El negro se arrastraba por el suelo a gatas, recogiendo los pedazos de hielo para colocarlos en una toalla que había extendido sobre uno de los bancos.

–Entonces, la rubia, se viene hacia mí para fotografiarme, y yo sin decir nada, mirando solamente sus ojos azules. Ella acerca la cámara a mí, pero yo sigo mirando recto, hacia donde están sus ojos, como si pudiera verlos a través de la cámara, y mientras tanto el italiano sigue gritando con su tonta voz «Eres hombre muerto, ¿me oyes, Muñeco de nieve? Estás muerto». En ese momento, de repente, ella baja la cámara, con un gesto brusco, y me pregunta con voz emocionada: «¿No piensas contestarle?». Y yo, dirigiéndole la mirada más dura que tengo, le digo: «Hablar por hablar es gratis, señorita, pero lo que yo tenga que decir lo voy a decir en el ring». Una frase que no está nada mal, ¿eh, Clansy? Un poco sobada, pero que no suena nada mal. Entonces ella me brinda la sonrisa más preciosa del universo y me tiende la mano. «Le pido disculpas», me dice, «ni siquiera me he presentado. Debbie, Debbie Rodman».

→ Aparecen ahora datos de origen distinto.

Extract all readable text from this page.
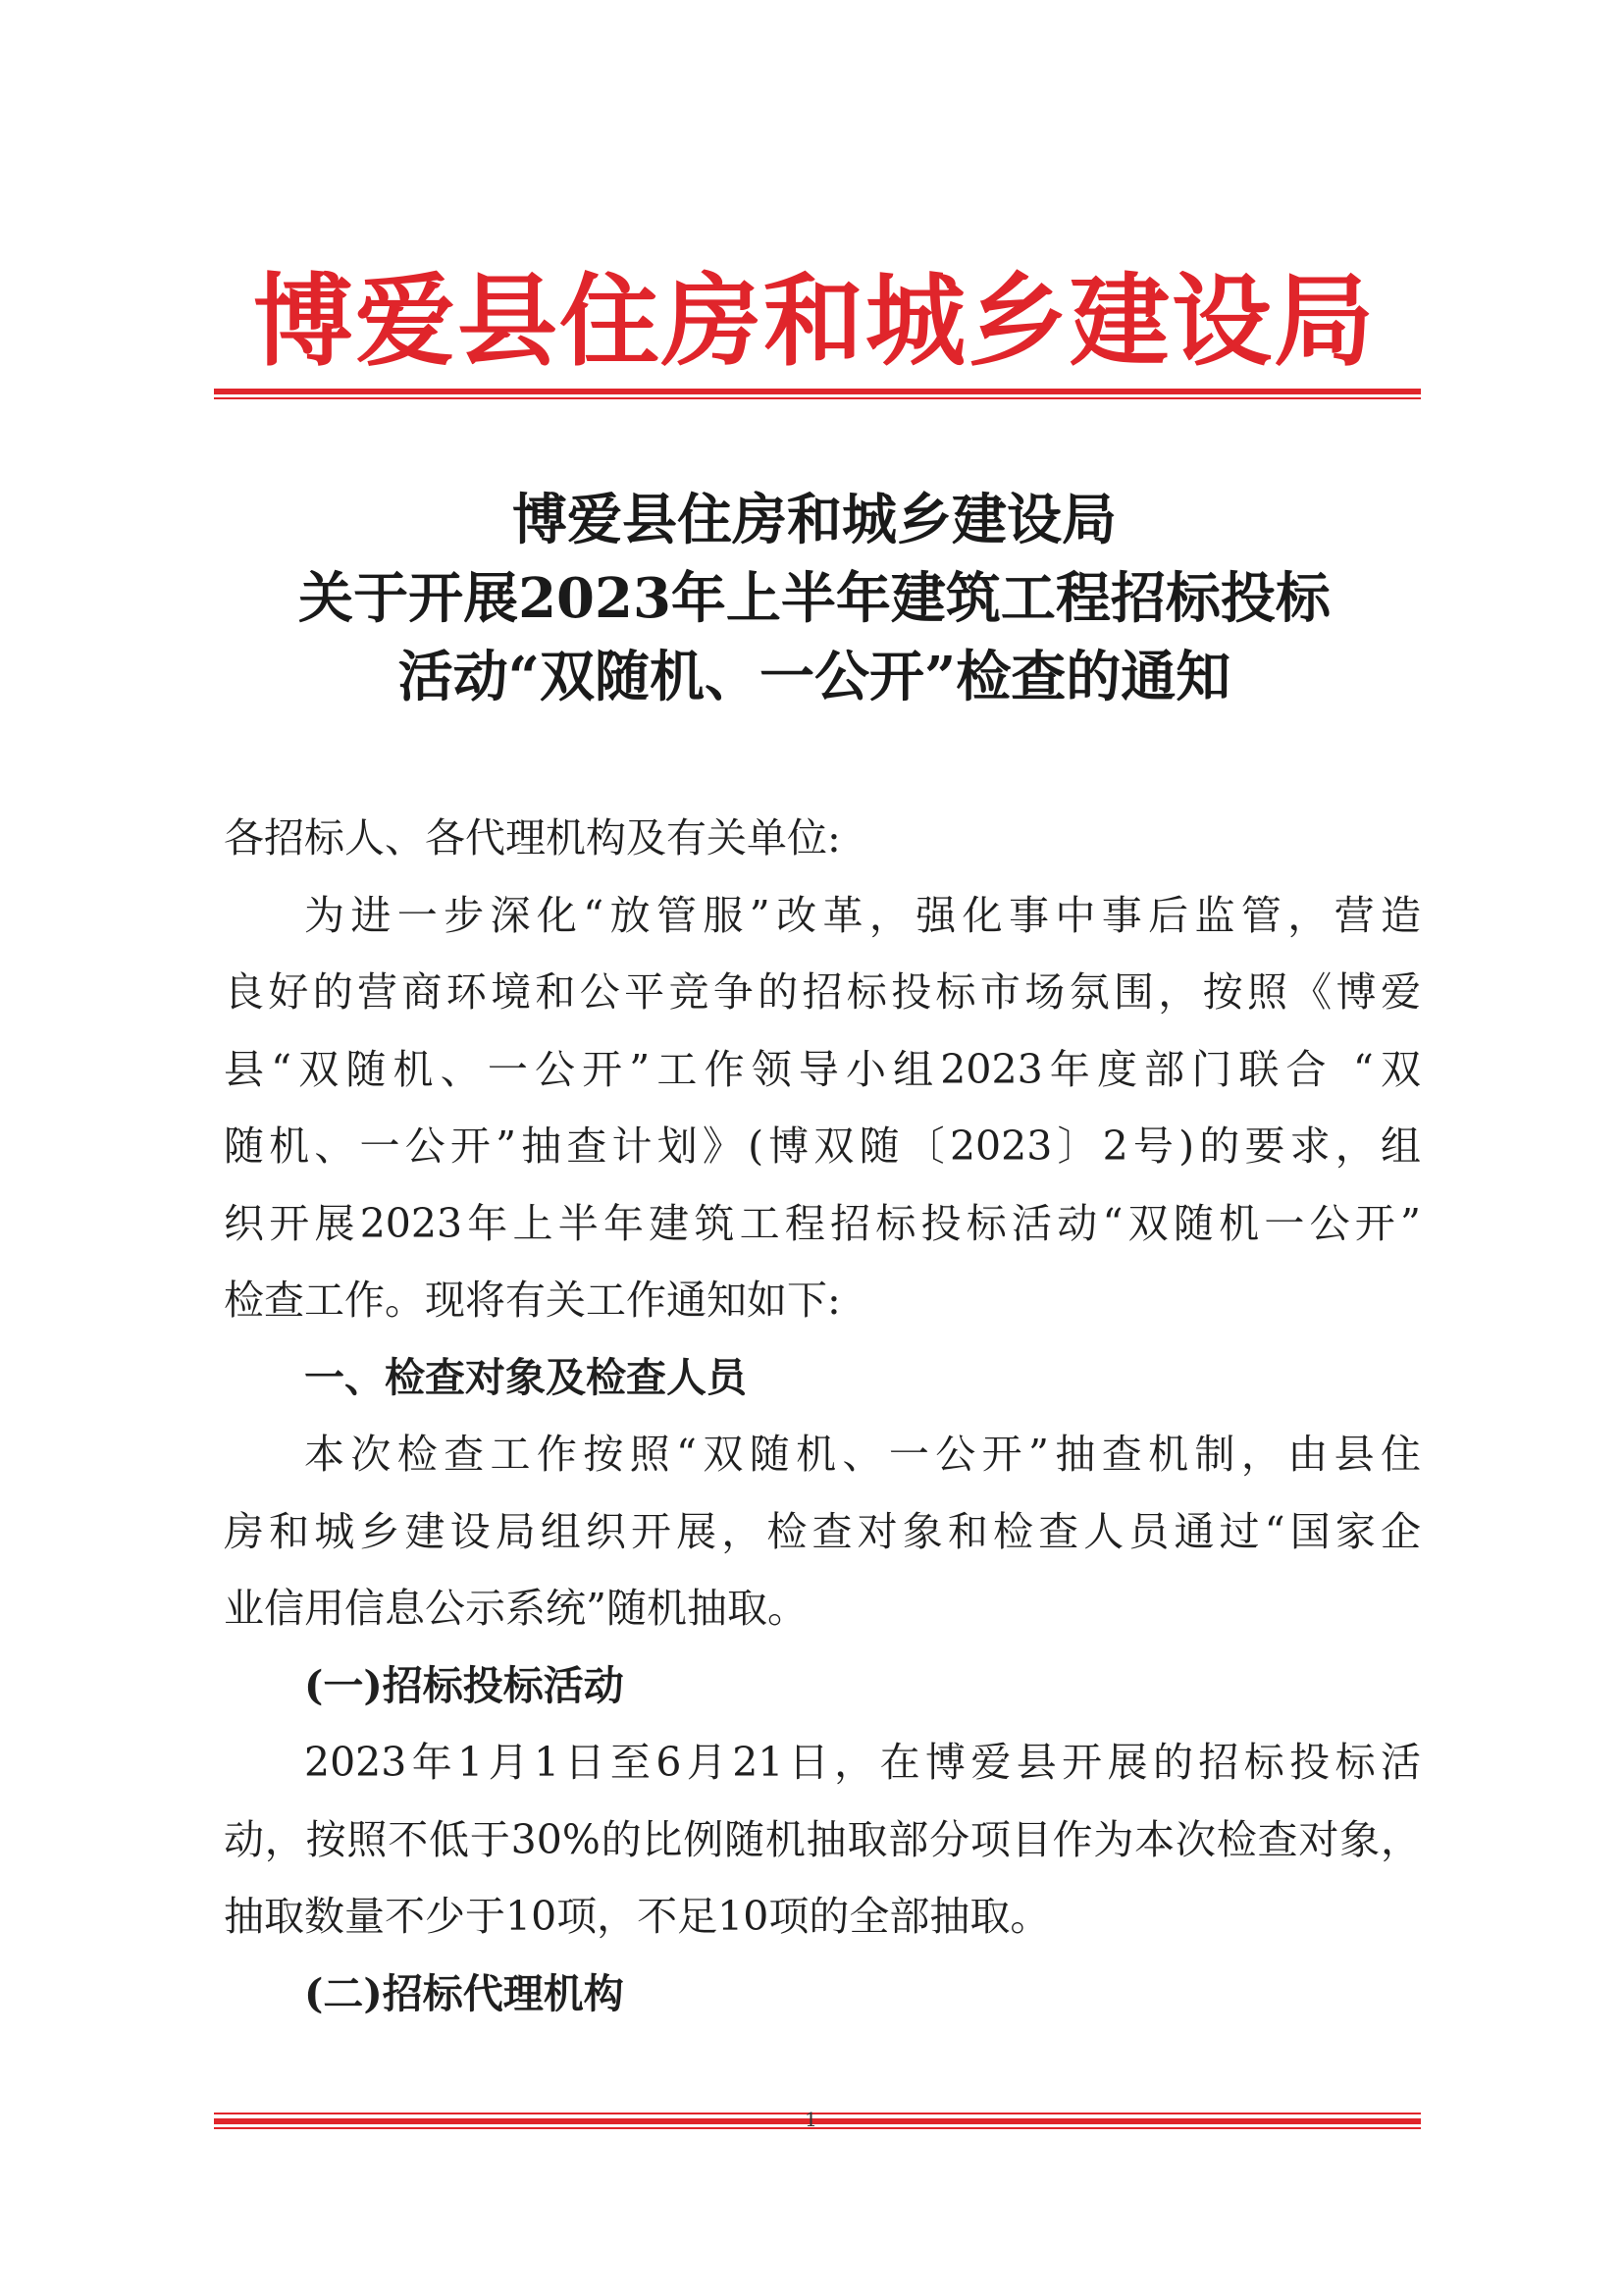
博爱县住房和城乡建设局
博爱县住房和城乡建设局
关于开展2023年上半年建筑工程招标投标
活动“双随机、一公开”检查的通知

各招标人、各代理机构及有关单位:

为进一步深化“放管服”改革，强化事中事后监管，营造

良好的营商环境和公平竞争的招标投标市场氛围，按照《博爱

县“双随机、一公开”工作领导小组2023年度部门联合 “双

随机、一公开”抽查计划》(博双随〔2023〕2号)的要求，组

织开展2023年上半年建筑工程招标投标活动“双随机一公开”

检查工作。现将有关工作通知如下:

一、检查对象及检查人员

本次检查工作按照“双随机、一公开”抽查机制，由县住

房和城乡建设局组织开展，检查对象和检查人员通过“国家企

业信用信息公示系统”随机抽取。

(一)招标投标活动

2023年1月1日至6月21日，在博爱县开展的招标投标活

动，按照不低于30%的比例随机抽取部分项目作为本次检查对象，

抽取数量不少于10项，不足10项的全部抽取。

(二)招标代理机构

1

El negro terminó de recoger los trozos de hielo del suelo y volvió a ponerse en pie, mirándose con tristeza los pantalones que ahora tenía empapados de agua.

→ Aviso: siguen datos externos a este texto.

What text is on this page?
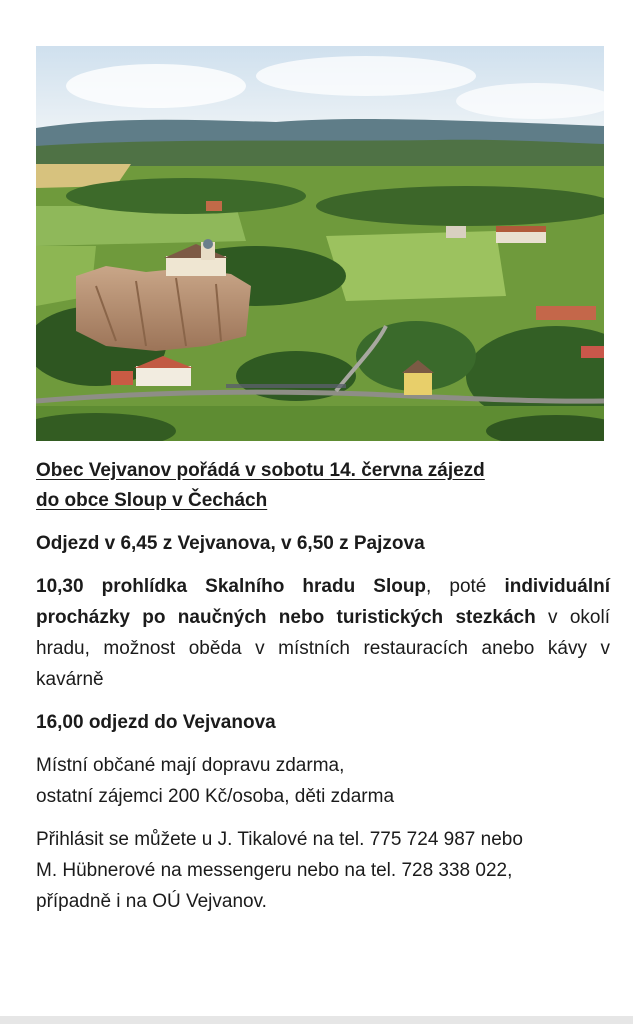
Obec Vejvanov pořádá v sobotu 14. června zájezd
do obce Sloup v Čechách

Odjezd v 6,45 z Vejvanova, v 6,50 z Pajzova

10,30 prohlídka Skalního hradu Sloup, poté individuální procházky po naučných nebo turistických stezkách v okolí hradu, možnost oběda v místních restauracích anebo kávy v kavárně

16,00 odjezd do Vejvanova

Místní občané mají dopravu zdarma,
ostatní zájemci 200 Kč/osoba, děti zdarma

Přihlásit se můžete u J. Tikalové na tel. 775 724 987 nebo
M. Hübnerové na messengeru nebo na tel. 728 338 022,
případně i na OÚ Vejvanov.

–Entonces me limpio la mano al pantalón y se la estrecho lo más delicadamente que puedo. «Obrayan», le digo, «o Muñeco de nieve, lo que usted prefiera». Entre tanto, el italiano no deja de gritar desde el otro lado de la habitación, «Te voy a degollar, te abriré como un pez, ¿me oyes, Muñeco de nieve? Cuatro asaltos y muerdes las tablas». Y entonces yo, para impresionarla un poco, tenso los músculos de los brazos y le digo: «¿Sabes, Debbie, por qué en el cuadrilátero me llaman Muñeco de nieve?». Y ella, dedicándome la mirada más inocente del mundo me dice: «No, ¿por qué? ¿Porque te derrites en junio?».

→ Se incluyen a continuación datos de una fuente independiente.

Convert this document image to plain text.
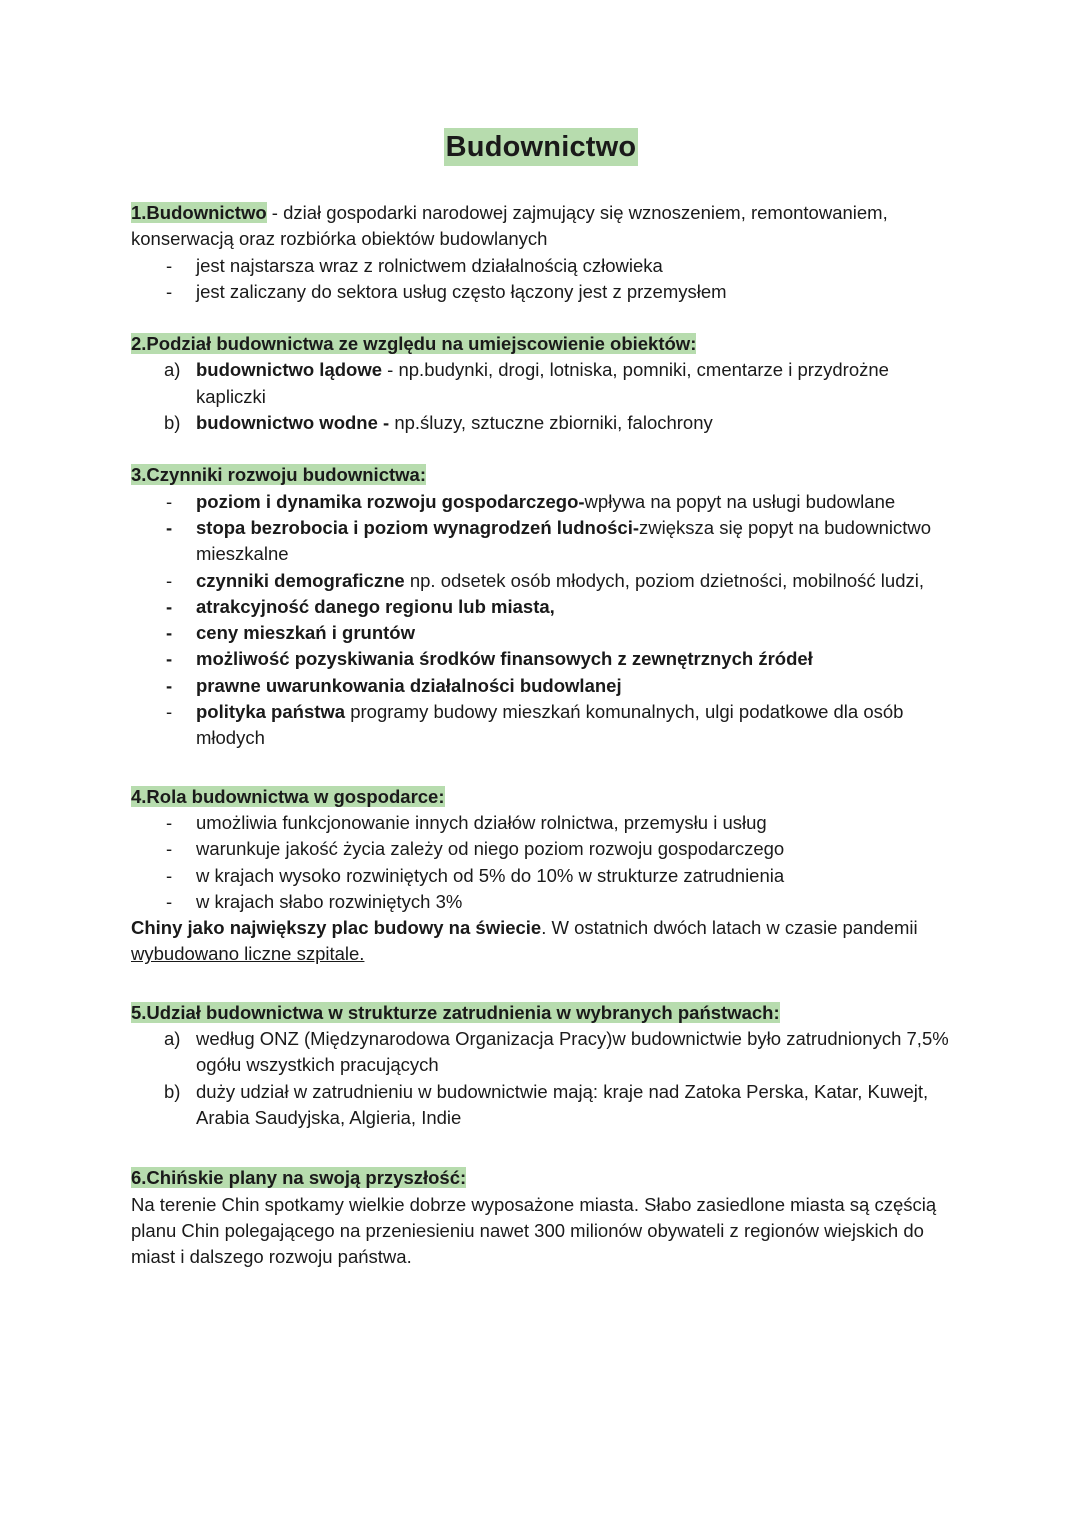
Budownictwo

1.Budownictwo - dział gospodarki narodowej zajmujący się wznoszeniem, remontowaniem, konserwacją oraz rozbiórka obiektów budowlanych

- jest najstarsza wraz z rolnictwem działalnością człowieka
- jest zaliczany do sektora usług często łączony jest z przemysłem

2.Podział budownictwa ze względu na umiejscowienie obiektów:

a) budownictwo lądowe - np.budynki, drogi, lotniska, pomniki, cmentarze i przydrożne kapliczki
b) budownictwo wodne - np.śluzy, sztuczne zbiorniki, falochrony

3.Czynniki rozwoju budownictwa:

- poziom i dynamika rozwoju gospodarczego-wpływa na popyt na usługi budowlane
- stopa bezrobocia i poziom wynagrodzeń ludności-zwiększa się popyt na budownictwo mieszkalne
- czynniki demograficzne np. odsetek osób młodych, poziom dzietności, mobilność ludzi,
- atrakcyjność danego regionu lub miasta,
- ceny mieszkań i gruntów
- możliwość pozyskiwania środków finansowych z zewnętrznych źródeł
- prawne uwarunkowania działalności budowlanej
- polityka państwa programy budowy mieszkań komunalnych, ulgi podatkowe dla osób młodych

4.Rola budownictwa w gospodarce:

- umożliwia funkcjonowanie innych działów rolnictwa, przemysłu i usług
- warunkuje jakość życia zależy od niego poziom rozwoju gospodarczego
- w krajach wysoko rozwiniętych od 5% do 10% w strukturze zatrudnienia
- w krajach słabo rozwiniętych 3%

Chiny jako największy plac budowy na świecie. W ostatnich dwóch latach w czasie pandemii wybudowano liczne szpitale.

5.Udział budownictwa w strukturze zatrudnienia w wybranych państwach:

a) według ONZ (Międzynarodowa Organizacja Pracy)w budownictwie było zatrudnionych 7,5% ogółu wszystkich pracujących
b) duży udział w zatrudnieniu w budownictwie mają: kraje nad Zatoka Perska, Katar, Kuwejt, Arabia Saudyjska, Algieria, Indie

6.Chińskie plany na swoją przyszłość:

Na terenie Chin spotkamy wielkie dobrze wyposażone miasta. Słabo zasiedlone miasta są częścią planu Chin polegającego na przeniesieniu nawet 300 milionów obywateli z regionów wiejskich do miast i dalszego rozwoju państwa.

El negro fue hasta donde estaba Clansy y le dio la toalla. La mayor parte del hielo se había derretido ya, así que cuando Clansy la cogió sólo vio unos trocitos dentro de una toalla de la que goteaba un agua turbia.

–¿Me has oído, Clansy? –dijo Obrayan, volviendo a golpear la puerta de la taquilla con la parte de atrás de la cabeza–. «¿Porque te derrites en junio?» ¿No te parece gracioso?

–Muy gracioso, sí, muy gracioso, ¡Jesús...! Pero deja de joderte la cabeza contra la taquilla que te vas a hacer más daño del que te ha hecho Donelli.

Clansy tiró la colilla al suelo mojado, dobló la toalla y se la puso a Obrayan sobre la nariz.

–Presiónala bien fuerte –le ordenó a Obrayan, al tiempo que se secaba las manos en su pantalón gris–. Y deja de moverte tanto. Jesús, pero si estás lleno de sangre.

–«Te derrites en junio» –susurró para sus adentros Obrayan. Presionó la toalla contra la nariz y cerró los ojos–. No sé lo que opinarás tú, pero a mí me parece muy gracioso.